E quanto a impostos, como ficamos? A proposta orçamental não reduz a carga fiscal no seu conjunto (os 600 milhões de euros de IRC vem do OE anterior e a redução das taxas de IRS aos contribuintes de menores rendimentos vai acabar por se diluir da eliminação das deduções em instrumentos de poupança e nas mudança de escalão resultante das actualizações salariais) mas também não a agrava ostensivamente. Mas nada de especialmente relevante acontece – mantém-se o IVA em taxas suicidárias tendo presente a integração rápida da economia ibérica (salvam-se as fraldas...), assim como os absurdos pagamentos especiais por conta. Não se mexe nas amortizações e provisões e, nalguns casos, alarga-se a tributação autónoma.
No fundo, o maior, e talvez único, mérito deste Orçamento é o de passar um enorme atestado de incompetência aos seus antecessores.
Coloca-se no «mainstream» e, por isso mesmo, deixou atrapalhados os adversários do poder – que não se resumem, como se sabe, apenas à oposição partidária. Toda a gente condenava, à boca pequena, que a banca pagasse menos 22 pontos percentuais na taxa de imposto sobre os lucros que as pequenas e médias empresas que passam por dificuldades. Estabeleceu-se agora uma colecta mínima de 15% de taxa efectiva de imposto para o sistema bancário. Se verá quanto pagarão no final do exercício... Mas a moralidade fica-se por aqui, já que, do mesmo passo, se propõe um verdadeiro «branqueamento fiscal» dos elementos patrimoniais de natureza mobiliária detidos por residentes no exterior, que passam, com a cumplicidade do Governo, a resumir as suas obrigações fiscais a um imposto correspondente a 5% do valor daqueles elementos! Como começa a roçar o escândalo um sistema arbitrário de benefícios fiscais que cava sérias desigualdades no tecido empresarial foi o Governo expedito a propôr a supressão dos poucos benefícios fiscais que se justificavam, dirigidos à poupança da classe média.

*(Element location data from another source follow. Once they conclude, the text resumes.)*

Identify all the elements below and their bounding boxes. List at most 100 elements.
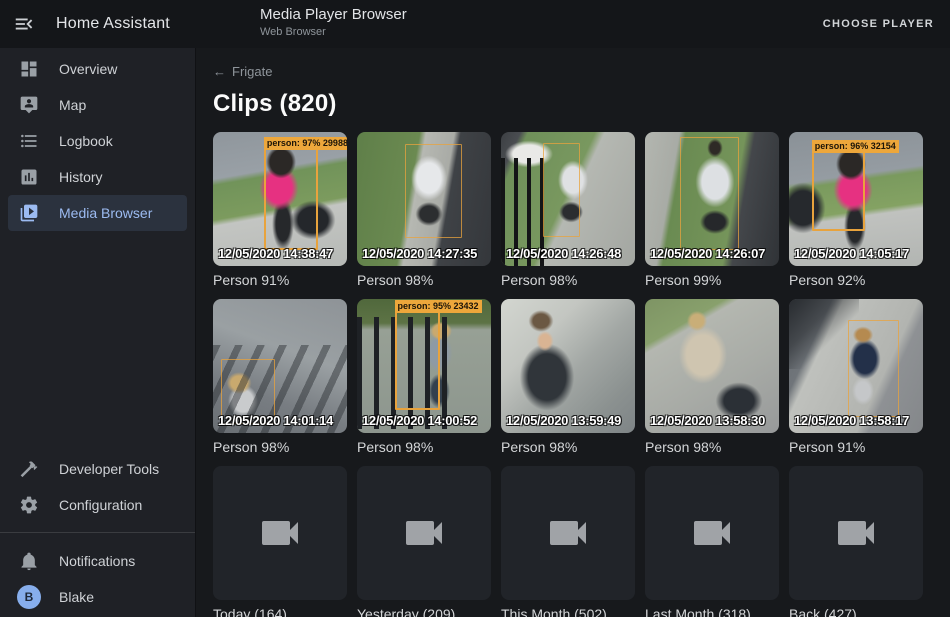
hammer-icon	[17, 457, 41, 481]
format-list-bulleted-icon	[17, 129, 41, 153]
top-bar: Home Assistant Media Player Browser Web …	[0, 0, 950, 48]
sidebar-item-notifications[interactable]: Notifications	[8, 543, 187, 579]
clip-label: Person 98%	[213, 438, 347, 457]
folder-item-back[interactable]: Back (427)	[789, 466, 923, 617]
detection-box	[543, 143, 581, 237]
clip-item[interactable]: 12/05/2020 14:26:07 Person 99%	[645, 132, 779, 290]
sidebar-item-history[interactable]: History	[8, 159, 187, 195]
clip-label: Person 92%	[789, 271, 923, 290]
sidebar-item-map[interactable]: Map	[8, 87, 187, 123]
folder-thumbnail	[357, 466, 491, 600]
detection-label: person: 96% 32154	[812, 140, 899, 153]
detection-box: person: 95% 23432	[395, 311, 441, 410]
clip-item[interactable]: 12/05/2020 13:58:17 Person 91%	[789, 299, 923, 457]
detection-box	[405, 144, 461, 238]
clip-label: Person 98%	[501, 438, 635, 457]
clip-timestamp: 12/05/2020 13:59:49	[506, 413, 621, 428]
clip-item[interactable]: 12/05/2020 14:26:48 Person 98%	[501, 132, 635, 290]
clip-label: Person 99%	[645, 271, 779, 290]
clip-thumbnail: 12/05/2020 14:26:07	[645, 132, 779, 266]
sidebar-item-label: Logbook	[59, 133, 113, 149]
folder-label: Back (427)	[789, 605, 923, 617]
sidebar-item-label: History	[59, 169, 103, 185]
clip-timestamp: 12/05/2020 13:58:17	[794, 413, 909, 428]
detection-box	[680, 137, 739, 250]
clip-timestamp: 12/05/2020 14:26:48	[506, 246, 621, 261]
gear-icon	[17, 493, 41, 517]
tooltip-account-icon	[17, 93, 41, 117]
folder-label: This Month (502)	[501, 605, 635, 617]
sidebar-item-logbook[interactable]: Logbook	[8, 123, 187, 159]
sidebar-item-overview[interactable]: Overview	[8, 51, 187, 87]
clip-item[interactable]: person: 97% 2998812/05/2020 14:38:47Pers…	[213, 132, 347, 290]
sidebar-item-media-browser[interactable]: Media Browser	[8, 195, 187, 231]
clip-label: Person 98%	[501, 271, 635, 290]
sidebar-item-developer-tools[interactable]: Developer Tools	[8, 451, 187, 487]
clip-thumbnail: person: 95% 2343212/05/2020 14:00:52	[357, 299, 491, 433]
sidebar-bottom-nav: Developer Tools Configuration	[0, 451, 195, 523]
sidebar-divider	[0, 532, 195, 533]
media-grid: person: 97% 2998812/05/2020 14:38:47Pers…	[213, 132, 934, 617]
page-subtitle: Web Browser	[260, 26, 407, 40]
sidebar-toggle-button[interactable]	[0, 0, 48, 48]
clip-item[interactable]: person: 96% 32154 12/05/2020 14:05:17 Pers…	[789, 132, 923, 290]
clip-label: Person 98%	[645, 438, 779, 457]
sidebar-bottom: Developer Tools Configuration Notificatio…	[0, 451, 195, 617]
clip-timestamp: 12/05/2020 14:38:47	[218, 246, 333, 261]
folder-item-this-month[interactable]: This Month (502)	[501, 466, 635, 617]
chart-box-icon	[17, 165, 41, 189]
clip-item[interactable]: 12/05/2020 14:01:14 Person 98%	[213, 299, 347, 457]
folder-label: Last Month (318)	[645, 605, 779, 617]
bell-icon	[17, 549, 41, 573]
detection-label: person: 95% 23432	[395, 300, 482, 313]
sidebar: Overview Map Logbook History Media Browser D…	[0, 48, 196, 617]
sidebar-item-user[interactable]: B Blake	[8, 579, 187, 615]
folder-item-yesterday[interactable]: Yesterday (209)	[357, 466, 491, 617]
video-icon	[256, 509, 304, 557]
breadcrumb-label: Frigate	[232, 65, 272, 79]
clip-thumbnail: 12/05/2020 14:01:14	[213, 299, 347, 433]
folder-thumbnail	[501, 466, 635, 600]
clip-timestamp: 12/05/2020 14:27:35	[362, 246, 477, 261]
media-player-header: Media Player Browser Web Browser	[260, 6, 407, 40]
back-arrow-icon: ←	[213, 65, 226, 79]
clip-label: Person 91%	[213, 271, 347, 290]
video-icon	[688, 509, 736, 557]
video-icon	[832, 509, 880, 557]
clip-thumbnail: 12/05/2020 13:58:30	[645, 299, 779, 433]
clip-item[interactable]: 12/05/2020 13:58:30 Person 98%	[645, 299, 779, 457]
sidebar-item-configuration[interactable]: Configuration	[8, 487, 187, 523]
app-title: Home Assistant	[56, 15, 170, 33]
clip-item[interactable]: person: 95% 2343212/05/2020 14:00:52Pers…	[357, 299, 491, 457]
user-name: Blake	[59, 589, 94, 605]
clip-label: Person 91%	[789, 438, 923, 457]
clip-timestamp: 12/05/2020 14:01:14	[218, 413, 333, 428]
clip-item[interactable]: 12/05/2020 14:27:35 Person 98%	[357, 132, 491, 290]
notifications-label: Notifications	[59, 553, 135, 569]
folder-item-today[interactable]: Today (164)	[213, 466, 347, 617]
clip-item[interactable]: 12/05/2020 13:59:49 Person 98%	[501, 299, 635, 457]
breadcrumb-back-frigate[interactable]: ← Frigate	[213, 65, 272, 79]
sidebar-item-label: Overview	[59, 61, 117, 77]
detection-box: person: 96% 32154	[812, 151, 866, 231]
folder-item-last-month[interactable]: Last Month (318)	[645, 466, 779, 617]
sidebar-item-label: Developer Tools	[59, 461, 159, 477]
detection-label: person: 97% 29988	[264, 137, 347, 150]
clip-label: Person 98%	[357, 271, 491, 290]
clip-thumbnail: 12/05/2020 14:27:35	[357, 132, 491, 266]
choose-player-button[interactable]: CHOOSE PLAYER	[823, 18, 934, 30]
sidebar-item-label: Configuration	[59, 497, 142, 513]
play-box-multiple-icon	[17, 201, 41, 225]
clip-thumbnail: person: 97% 2998812/05/2020 14:38:47	[213, 132, 347, 266]
view-dashboard-icon	[17, 57, 41, 81]
detection-box: person: 97% 29988	[264, 148, 318, 250]
page-heading: Clips (820)	[213, 90, 934, 118]
video-icon	[400, 509, 448, 557]
clip-thumbnail: person: 96% 32154 12/05/2020 14:05:17	[789, 132, 923, 266]
folder-thumbnail	[213, 466, 347, 600]
detection-box	[848, 320, 899, 416]
clip-timestamp: 12/05/2020 14:05:17	[794, 246, 909, 261]
clip-thumbnail: 12/05/2020 14:26:48	[501, 132, 635, 266]
clip-timestamp: 12/05/2020 14:26:07	[650, 246, 765, 261]
clip-thumbnail: 12/05/2020 13:59:49	[501, 299, 635, 433]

Para além de assentar em alicerces frágeis (o petróleo a 39 dólares, uma complexa teia de receitas extraordinárias, dotações e transferências correntes que insinua um esforço ciclópico de desorçamentação) o OE/2005 traz coisas inaceitáveis.
A promessa de combate necessário e intrépido à fuga ao fisco traduz-se-se, em rigor, num assalto às garantias dos contribuintes. Exemplos? Aí vão alguns: as alterações propostas quanto ao aumento dos prazos de caducidade e prescrição, a inversão do ónus da prova em caso de não sujeição, o alargamento das situações que admitem o recurso à avaliação indirecta, a redução do prazo para a administração tributária requerer dissolução judicial das sociedades, a penalização dos contribuintes cumpridores pelo «deficiente» policiamento dos respectivos fornecedores! Outro significado não tem a pretensão de eliminar a dedução fiscal de documentos passados por sujeitos passivos com número de identificação fiscal inexistente ou inválido.
Esta proposta orçamental parece-se muito com a estória do lobo e do capuchinho vermelho. O lobo, de fraldas, parece inofensivo mas a sua boca desmesurada apresta-se a devorar as garantias de todos nós perante a prepotência do Estado e da administração fiscal.